We didn’t get many gigs after that. Peter’s lifetime ban pretty much put AYC dances out of reach for us and most of the people there that night who were not on the stage at some point pretty much hated us.

So were Parthenon Huxley and I members of the two worst bands in the world? It’s hard to say. I think OFFICER HENRY was just a case of miscommunication in a poorly conceived child’s game. Surely there were other bands out there who were worse. It was a big world. Even back in 1969. And CC BLUESKING, who Mr Davis called “BY FAR the worst band in the world”? That seems a little harsh. You can’t really judge a band on one show, or actually on the last hour of one show. Nor can you assume that someone is in the band just because they happen to be on stage.
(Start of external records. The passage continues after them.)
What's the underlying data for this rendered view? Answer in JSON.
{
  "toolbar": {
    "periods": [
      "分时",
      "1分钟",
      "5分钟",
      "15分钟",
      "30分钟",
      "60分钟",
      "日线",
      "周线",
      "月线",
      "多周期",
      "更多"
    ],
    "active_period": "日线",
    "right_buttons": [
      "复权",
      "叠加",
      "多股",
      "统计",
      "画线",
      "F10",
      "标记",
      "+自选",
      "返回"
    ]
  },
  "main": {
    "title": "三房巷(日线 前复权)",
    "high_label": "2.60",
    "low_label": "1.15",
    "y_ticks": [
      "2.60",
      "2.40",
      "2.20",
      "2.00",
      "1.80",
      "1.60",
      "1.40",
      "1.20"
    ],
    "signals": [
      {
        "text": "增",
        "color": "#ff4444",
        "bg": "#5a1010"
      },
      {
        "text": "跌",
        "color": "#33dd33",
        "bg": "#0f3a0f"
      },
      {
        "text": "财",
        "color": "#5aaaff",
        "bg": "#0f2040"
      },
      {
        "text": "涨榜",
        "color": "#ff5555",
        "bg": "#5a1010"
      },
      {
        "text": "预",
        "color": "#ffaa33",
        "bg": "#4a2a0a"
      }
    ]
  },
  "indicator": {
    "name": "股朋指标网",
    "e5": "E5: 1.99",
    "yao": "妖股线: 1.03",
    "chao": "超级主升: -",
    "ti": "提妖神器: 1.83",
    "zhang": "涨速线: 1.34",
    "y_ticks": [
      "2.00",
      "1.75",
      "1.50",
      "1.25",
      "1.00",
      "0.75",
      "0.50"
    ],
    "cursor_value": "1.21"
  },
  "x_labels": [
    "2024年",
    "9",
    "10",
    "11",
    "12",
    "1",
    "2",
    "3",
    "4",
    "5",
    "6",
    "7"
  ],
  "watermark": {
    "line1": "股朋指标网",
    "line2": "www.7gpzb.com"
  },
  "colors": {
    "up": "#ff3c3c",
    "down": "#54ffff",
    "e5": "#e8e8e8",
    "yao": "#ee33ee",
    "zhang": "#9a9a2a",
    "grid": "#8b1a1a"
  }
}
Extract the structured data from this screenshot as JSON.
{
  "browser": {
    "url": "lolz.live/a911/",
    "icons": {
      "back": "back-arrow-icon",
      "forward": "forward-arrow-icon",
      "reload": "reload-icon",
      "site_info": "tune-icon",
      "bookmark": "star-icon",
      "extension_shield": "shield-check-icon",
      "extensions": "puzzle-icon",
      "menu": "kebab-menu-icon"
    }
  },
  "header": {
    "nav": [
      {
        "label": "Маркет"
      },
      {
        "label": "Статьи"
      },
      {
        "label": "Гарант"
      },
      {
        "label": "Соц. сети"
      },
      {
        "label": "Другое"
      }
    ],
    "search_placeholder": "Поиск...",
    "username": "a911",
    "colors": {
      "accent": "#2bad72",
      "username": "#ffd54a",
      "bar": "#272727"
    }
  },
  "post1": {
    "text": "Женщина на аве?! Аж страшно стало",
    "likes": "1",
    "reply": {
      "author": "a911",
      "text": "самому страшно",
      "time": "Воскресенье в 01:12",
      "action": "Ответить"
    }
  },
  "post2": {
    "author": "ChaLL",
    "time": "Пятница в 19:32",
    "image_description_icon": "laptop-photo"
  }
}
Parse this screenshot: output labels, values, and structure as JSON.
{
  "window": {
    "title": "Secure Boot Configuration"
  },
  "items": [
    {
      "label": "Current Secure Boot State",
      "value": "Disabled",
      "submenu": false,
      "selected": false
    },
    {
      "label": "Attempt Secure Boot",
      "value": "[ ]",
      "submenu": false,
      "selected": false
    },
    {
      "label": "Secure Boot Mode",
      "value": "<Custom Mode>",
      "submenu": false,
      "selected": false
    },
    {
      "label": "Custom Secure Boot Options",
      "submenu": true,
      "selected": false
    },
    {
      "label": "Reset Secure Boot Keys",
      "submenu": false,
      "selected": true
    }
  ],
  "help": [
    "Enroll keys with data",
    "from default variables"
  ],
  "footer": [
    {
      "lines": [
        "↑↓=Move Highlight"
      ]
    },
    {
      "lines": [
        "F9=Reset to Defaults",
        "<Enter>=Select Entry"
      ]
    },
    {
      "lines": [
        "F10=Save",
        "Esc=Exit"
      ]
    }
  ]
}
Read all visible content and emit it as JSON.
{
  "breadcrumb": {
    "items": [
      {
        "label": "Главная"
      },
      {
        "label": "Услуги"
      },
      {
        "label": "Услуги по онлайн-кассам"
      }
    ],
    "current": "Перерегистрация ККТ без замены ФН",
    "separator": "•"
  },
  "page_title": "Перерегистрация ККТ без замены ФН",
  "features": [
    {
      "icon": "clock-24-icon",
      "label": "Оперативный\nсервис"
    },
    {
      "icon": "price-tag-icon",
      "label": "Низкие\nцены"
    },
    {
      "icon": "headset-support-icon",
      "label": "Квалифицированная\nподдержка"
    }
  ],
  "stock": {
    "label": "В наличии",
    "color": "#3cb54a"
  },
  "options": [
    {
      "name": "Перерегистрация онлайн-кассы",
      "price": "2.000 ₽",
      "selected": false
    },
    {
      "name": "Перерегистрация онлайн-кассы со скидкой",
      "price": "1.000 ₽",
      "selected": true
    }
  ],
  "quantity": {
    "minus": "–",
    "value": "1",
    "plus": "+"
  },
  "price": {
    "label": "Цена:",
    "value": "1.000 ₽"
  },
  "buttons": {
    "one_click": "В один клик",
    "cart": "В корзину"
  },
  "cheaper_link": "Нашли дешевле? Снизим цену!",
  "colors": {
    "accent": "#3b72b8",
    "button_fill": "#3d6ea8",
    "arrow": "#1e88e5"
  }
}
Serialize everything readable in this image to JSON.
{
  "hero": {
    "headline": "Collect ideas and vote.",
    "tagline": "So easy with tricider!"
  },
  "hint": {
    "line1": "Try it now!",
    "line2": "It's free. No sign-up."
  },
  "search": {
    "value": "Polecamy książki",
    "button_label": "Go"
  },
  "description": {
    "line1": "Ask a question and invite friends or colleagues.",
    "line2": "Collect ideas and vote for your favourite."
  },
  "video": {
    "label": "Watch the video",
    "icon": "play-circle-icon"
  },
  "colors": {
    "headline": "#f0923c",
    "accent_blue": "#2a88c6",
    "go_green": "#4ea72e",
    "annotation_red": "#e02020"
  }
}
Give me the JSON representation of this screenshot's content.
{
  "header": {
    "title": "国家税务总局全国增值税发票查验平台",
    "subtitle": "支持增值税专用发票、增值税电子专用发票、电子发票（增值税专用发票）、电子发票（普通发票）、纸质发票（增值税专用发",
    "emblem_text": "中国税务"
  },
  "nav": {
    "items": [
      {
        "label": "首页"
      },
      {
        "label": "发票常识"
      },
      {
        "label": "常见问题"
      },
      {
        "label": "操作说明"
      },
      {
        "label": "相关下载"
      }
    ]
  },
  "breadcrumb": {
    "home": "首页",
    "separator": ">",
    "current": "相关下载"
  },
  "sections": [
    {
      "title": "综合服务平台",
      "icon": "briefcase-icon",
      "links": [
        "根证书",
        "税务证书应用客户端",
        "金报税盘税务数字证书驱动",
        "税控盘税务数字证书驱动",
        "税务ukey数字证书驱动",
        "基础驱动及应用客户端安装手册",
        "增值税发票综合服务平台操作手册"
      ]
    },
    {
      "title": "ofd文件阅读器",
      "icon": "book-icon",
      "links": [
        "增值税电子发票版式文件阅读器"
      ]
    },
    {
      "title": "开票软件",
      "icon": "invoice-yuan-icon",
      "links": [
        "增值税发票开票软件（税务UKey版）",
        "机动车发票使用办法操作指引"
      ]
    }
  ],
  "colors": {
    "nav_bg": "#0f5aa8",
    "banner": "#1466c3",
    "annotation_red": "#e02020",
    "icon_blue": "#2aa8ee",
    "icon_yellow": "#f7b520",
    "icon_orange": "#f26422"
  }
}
I recall Frank Zappa saying that he went to an Alice Cooper show and they were so bad that the entire audience left en masse. He signed them at once because a band with so much negative appeal that they could cause a stampede for the exits, must have unlimited potential. He was right.

So in this topsy-turvy world where bad is good I think that maybe for one night at least, CC BLUESKING was the worst band in the world. But it was the best band I ever played in.